The Survey revealed that 27% (106) of the respondents had been sexually harassed when they were on duty in-flight in the last twelve months, while about 47% (185) indicated that they had either witnessed or heard about their colleagues being sexually harassed in-flight. Broken down by gender, 86% (337) of the respondents were female and 14% (53) were male. Among the female respondents, 29% (97) of them expressed that they had been sexually harassed in their work settings in the past year, compared to 17% (9) of the male respondents who had encountered sexual harassment.
As defined by the Sex Discrimination Ordinance (SDO), sexual harassment is any unwelcome conduct of a sexual nature directed at the victim, in which a reasonable person would anticipate the victim to feel offended, humiliated or intimidated ; or any conduct of a sexual nature creating a sexually hostile work environment such as displaying pornographic materials or telling sexual jokes in the workplace.

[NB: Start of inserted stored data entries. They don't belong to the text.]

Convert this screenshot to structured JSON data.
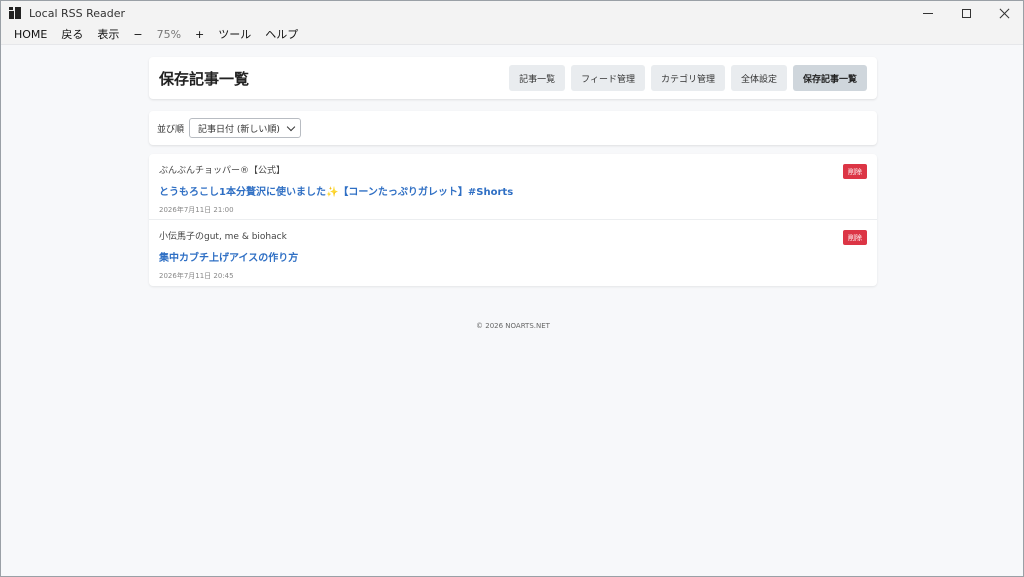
{
  "window": {
    "title": "Local RSS Reader"
  },
  "menu": {
    "items": [
      "HOME",
      "戻る",
      "表示",
      "−",
      "75%",
      "+",
      "ツール",
      "ヘルプ"
    ]
  },
  "header": {
    "title": "保存記事一覧",
    "nav": [
      {
        "label": "記事一覧",
        "active": false
      },
      {
        "label": "フィード管理",
        "active": false
      },
      {
        "label": "カテゴリ管理",
        "active": false
      },
      {
        "label": "全体設定",
        "active": false
      },
      {
        "label": "保存記事一覧",
        "active": true
      }
    ]
  },
  "sort": {
    "label": "並び順",
    "selected": "記事日付 (新しい順)"
  },
  "articles": [
    {
      "feed": "ぶんぶんチョッパー®【公式】",
      "title": "とうもろこし1本分贅沢に使いました✨【コーンたっぷりガレット】#Shorts",
      "date": "2026年7月11日 21:00",
      "delete_label": "削除"
    },
    {
      "feed": "小伝馬子のgut, me & biohack",
      "title": "集中カブチ上げアイスの作り方",
      "date": "2026年7月11日 20:45",
      "delete_label": "削除"
    }
  ],
  "footer": {
    "text": "© 2026 NOARTS.NET"
  },
  "colors": {
    "accent_link": "#2f6fc4",
    "danger": "#dc3545",
    "active_nav": "#cfd6dc",
    "nav_bg": "#e9ecef",
    "page_bg": "#f7f8fa"
  }
}
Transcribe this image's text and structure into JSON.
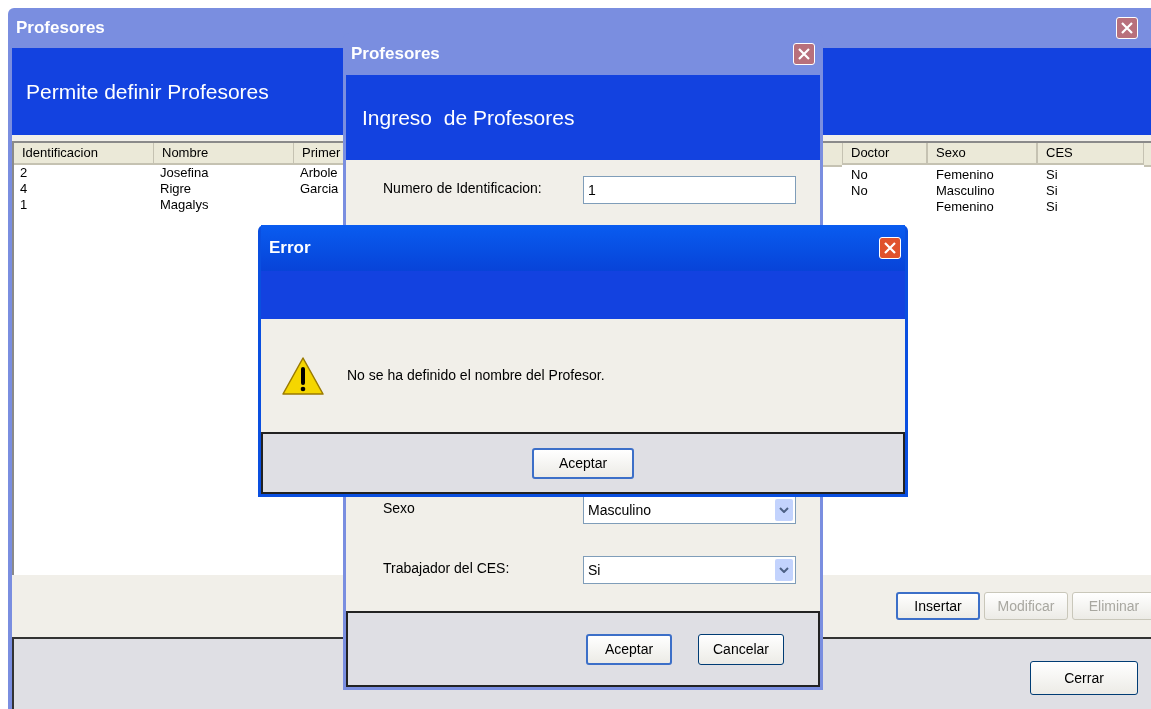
{
  "main_window": {
    "title": "Profesores",
    "header": "Permite definir Profesores",
    "table": {
      "columns_left": [
        "Identificacion",
        "Nombre",
        "Primer"
      ],
      "columns_right": [
        "Doctor",
        "Sexo",
        "CES"
      ],
      "rows": [
        {
          "column_1": "2",
          "column_2": "Josefina",
          "column_3": "Arbole",
          "column_4": "No",
          "column_5": "Femenino",
          "column_6": "Si"
        },
        {
          "column_1": "4",
          "column_2": "Rigre",
          "column_3": "Garcia",
          "column_4": "No",
          "column_5": "Masculino",
          "column_6": "Si"
        },
        {
          "column_1": "1",
          "column_2": "Magalys",
          "column_5": "Femenino",
          "column_6": "Si"
        }
      ]
    },
    "buttons": [
      {
        "label": "Insertar",
        "default": true,
        "disabled": false
      },
      {
        "label": "Modificar",
        "default": false,
        "disabled": true
      },
      {
        "label": "Eliminar",
        "default": false,
        "disabled": true
      }
    ],
    "close_button": "Cerrar"
  },
  "form_dialog": {
    "title": "Profesores",
    "header": "Ingreso  de Profesores",
    "fields": [
      {
        "kind": "text",
        "label": "Numero de Identificacion:",
        "value": "1"
      },
      {
        "kind": "select",
        "label": "Sexo",
        "value": "Masculino"
      },
      {
        "kind": "select",
        "label": "Trabajador del CES:",
        "value": "Si"
      }
    ],
    "buttons": [
      {
        "label": "Aceptar",
        "default": true
      },
      {
        "label": "Cancelar",
        "default": false
      }
    ]
  },
  "error_dialog": {
    "title": "Error",
    "message": "No se ha definido el nombre del Profesor.",
    "button": "Aceptar"
  }
}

In relation to the unwelcome conducts, sexual harassment experienced by the flight attendants was mostly manifested in the form of physical contact (100 counts out of a total of 239 counts of sexual harassment allegations) such as “patting, touching, kissing or pinching”; non-verbal sex cues (76 counts) such as “staring in a sexual way”; oral / textual / electronic messages (44 counts) such as “sexual jokes and requests for sexual favours” and hostile environment (19 counts) such as “showing obscene or pornographic materials”.
Further, the Survey provided an insight into the profile of the harassers in cases of sexual harassment experienced by flight attendants. It was found that sexual harassment of flight attendants by customers (59%) was significantly more prevalent than sexual harassment by their fellow staff (41%) such as senior cabin crew and cockpit crew members. Convenor of the EOC’s Policy and Research Committee, Dr. John TSE Wing-ling, said, “Sexual harassment continues to be a serious issue in workplaces across Hong Kong. As evidenced in the Survey, service providers can be especially vulnerable to sexual harassment by a customer or client in the course of provision of goods and services. “However, there is currently no legal provision protecting providers of goods, services and facilities against sexual harassment by their customers. In this connection, the EOC urges the Government to extend the coverage of the SDO to protect service providers against sexual harassment by customers, which the EOC has long recommended. The proposed legislative amendment has wide social implications as it applies to a spectrum of jobs in the service industries including flight attendants on Hong Kong registered aircraft, waiters/waitresses, sales agents and health workers,” said Dr. TSE.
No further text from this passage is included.